I am a breastfeeding mother and i want to know if it is safe to use Lansoprazole? Is Lansoprazole safe for nursing mother and child? Does Lansoprazole extracts into breast milk? Does Lansoprazole has any long term or short term side effects on infants? Can Lansoprazole influence milk supply or can Lansoprazole decrease milk supply in lactating mothers?
- DrLact safety Score for Lansoprazole is 1 out of 8 which is considered Safe as per our analyses.
- A safety Score of 1 indicates that usage of Lansoprazole is mostly safe during lactation for breastfed baby.
- Our study of different scientific research also indicates that Lansoprazole does not cause any serious side effects in breastfeeding mothers.
- Most of scientific studies and research papers declaring usage of Lansoprazole safe in breastfeeding are based on normal dosage and may not hold true for higher dosage.
- Score calculated using the DrLact safety Version 1.2 model, this score ranges from 0 to 8 and measures overall safety of drug in lactation. Scores are primarily calculated using publicly available case studies, research papers, other scientific journals and publically available data.
At latest update, relevant information on excretion into breast milk was not found. Due to a high serum-protein-binding capacity, excretion of Lansoprazole into breast milk is non-significant. Since it's neutralized by the acid pH of stomach, capsules with enteric coated granules are used. Because of this, it is thought that the small quantity of Lansoprazole that may reach the breast milk would be neutralized by infant's stomach. In addition, absorption is greatly decreased by the presence of food. Both Omeprazole and Pantoprazole pertain to the same chemical group with similar pharmacokinetics that are excreted in non-significant amount into the breast milk. Medication that has been used for treatment of newborn and premature infants. Hyperprolactinemia and galactorrhea have been reported by the use of such medication, though some authors have failed to show the same findings.

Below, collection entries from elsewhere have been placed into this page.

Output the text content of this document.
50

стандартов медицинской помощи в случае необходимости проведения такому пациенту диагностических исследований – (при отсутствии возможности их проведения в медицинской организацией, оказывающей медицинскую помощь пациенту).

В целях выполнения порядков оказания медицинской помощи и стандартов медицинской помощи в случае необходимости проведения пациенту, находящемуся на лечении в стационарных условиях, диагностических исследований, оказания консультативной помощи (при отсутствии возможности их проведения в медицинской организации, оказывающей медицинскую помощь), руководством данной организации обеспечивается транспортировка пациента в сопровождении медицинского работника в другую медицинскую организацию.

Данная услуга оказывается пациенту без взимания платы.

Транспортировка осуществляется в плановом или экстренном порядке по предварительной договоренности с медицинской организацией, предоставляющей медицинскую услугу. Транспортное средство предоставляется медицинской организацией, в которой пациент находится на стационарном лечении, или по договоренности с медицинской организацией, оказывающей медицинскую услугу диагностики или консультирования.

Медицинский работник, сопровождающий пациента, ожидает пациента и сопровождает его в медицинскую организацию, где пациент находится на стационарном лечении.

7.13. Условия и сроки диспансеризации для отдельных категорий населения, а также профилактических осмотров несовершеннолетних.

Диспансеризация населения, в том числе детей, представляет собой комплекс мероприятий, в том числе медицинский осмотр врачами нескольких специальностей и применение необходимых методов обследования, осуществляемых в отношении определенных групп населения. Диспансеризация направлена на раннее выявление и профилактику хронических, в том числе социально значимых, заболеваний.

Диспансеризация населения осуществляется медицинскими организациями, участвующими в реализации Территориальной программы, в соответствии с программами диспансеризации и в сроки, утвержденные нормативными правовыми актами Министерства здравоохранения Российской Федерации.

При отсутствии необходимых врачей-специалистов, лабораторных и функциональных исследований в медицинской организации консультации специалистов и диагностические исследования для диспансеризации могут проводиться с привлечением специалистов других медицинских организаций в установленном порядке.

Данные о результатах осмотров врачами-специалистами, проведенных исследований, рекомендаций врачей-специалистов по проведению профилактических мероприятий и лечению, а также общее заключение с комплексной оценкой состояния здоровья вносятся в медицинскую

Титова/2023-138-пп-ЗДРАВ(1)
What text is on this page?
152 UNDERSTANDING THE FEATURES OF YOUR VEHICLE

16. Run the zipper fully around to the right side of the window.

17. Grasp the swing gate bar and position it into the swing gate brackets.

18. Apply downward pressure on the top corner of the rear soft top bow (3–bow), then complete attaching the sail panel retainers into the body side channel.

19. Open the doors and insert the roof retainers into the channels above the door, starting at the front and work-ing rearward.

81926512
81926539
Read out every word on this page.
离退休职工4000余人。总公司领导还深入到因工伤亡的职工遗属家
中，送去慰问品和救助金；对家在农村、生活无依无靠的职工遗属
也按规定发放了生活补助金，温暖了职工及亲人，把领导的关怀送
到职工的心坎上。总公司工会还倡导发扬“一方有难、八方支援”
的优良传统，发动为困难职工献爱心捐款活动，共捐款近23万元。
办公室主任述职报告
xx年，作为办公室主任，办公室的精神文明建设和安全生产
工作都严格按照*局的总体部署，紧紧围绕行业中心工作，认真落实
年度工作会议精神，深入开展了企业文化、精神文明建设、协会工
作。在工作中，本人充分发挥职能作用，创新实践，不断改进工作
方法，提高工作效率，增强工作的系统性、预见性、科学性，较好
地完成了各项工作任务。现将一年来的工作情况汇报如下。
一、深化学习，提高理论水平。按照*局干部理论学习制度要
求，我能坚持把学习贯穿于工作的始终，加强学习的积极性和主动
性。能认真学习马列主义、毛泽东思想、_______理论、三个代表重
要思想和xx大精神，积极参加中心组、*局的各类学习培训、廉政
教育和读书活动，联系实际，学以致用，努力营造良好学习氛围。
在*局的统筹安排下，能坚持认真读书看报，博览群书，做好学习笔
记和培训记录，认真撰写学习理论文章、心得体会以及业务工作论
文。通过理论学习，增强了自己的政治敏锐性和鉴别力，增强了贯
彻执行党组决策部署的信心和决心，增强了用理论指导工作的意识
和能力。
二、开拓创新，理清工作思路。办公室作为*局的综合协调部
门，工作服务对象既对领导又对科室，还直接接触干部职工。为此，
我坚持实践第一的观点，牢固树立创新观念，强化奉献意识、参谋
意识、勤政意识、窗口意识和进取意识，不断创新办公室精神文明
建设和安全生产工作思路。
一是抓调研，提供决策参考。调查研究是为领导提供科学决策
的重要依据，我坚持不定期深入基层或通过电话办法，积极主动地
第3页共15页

No information is available on the use of lansoprazole during breastfeeding. However, lansoprazole has been used safely in newborn infants, so it is unlikely that the amount in breastmilk would be harmful.
The Spanish pharmacovigilance system found 3 cases of gynecomastia associated with lansoprazole reported during the time period of 1982 to 2006. One case of elevated serum prolactin and galactorrhea was reported in a 21-year-old man. When omeprazole was substituted for lansoprazole, the serum prolactin decreased to the normal range and galactorrhea ceased. Although this case occurred in Spain, it was not included in the report above. A 13-year-old girl with a recent history of bilateral galactorrhea and hyperprolactinemia from omeprazole and domperidone on separate occasions was given lansoprazole to prevent gastrointestinal irritation following intravenous diclofenac for a severe headache. After 3 days of lansoprazole therapy, she again developed galactorrhea and an elevated serum prolactin that returned to normal a week after discontinuing lansoprazole. A 17-year-old woman using a progestin-containing IUD for 1 year began lansoprazole 15 mg daily and presented after 1 week with bilateral galactorrhea and hyperprolactinemia of 92 mcg/L. Seventy-two hours after discontinuation of lansoprazole, galactorrhea ceased. Four months later, serum prolactin was normal at 24.1 mcg/L with no recurrence of galactorrhea. The authors judged the adverse reaction likely to be caused by lansoprazole. The prolactin level in a mother with established lactation may not affect her ability to breastfeed.
: Information presented in this database is not meant as a substitute for professional judgment. You should consult your healthcare provider for breastfeeding advice related to your particular situation. We do not warrant or assume any liability or responsibility for the accuracy or completeness of the information on this Site.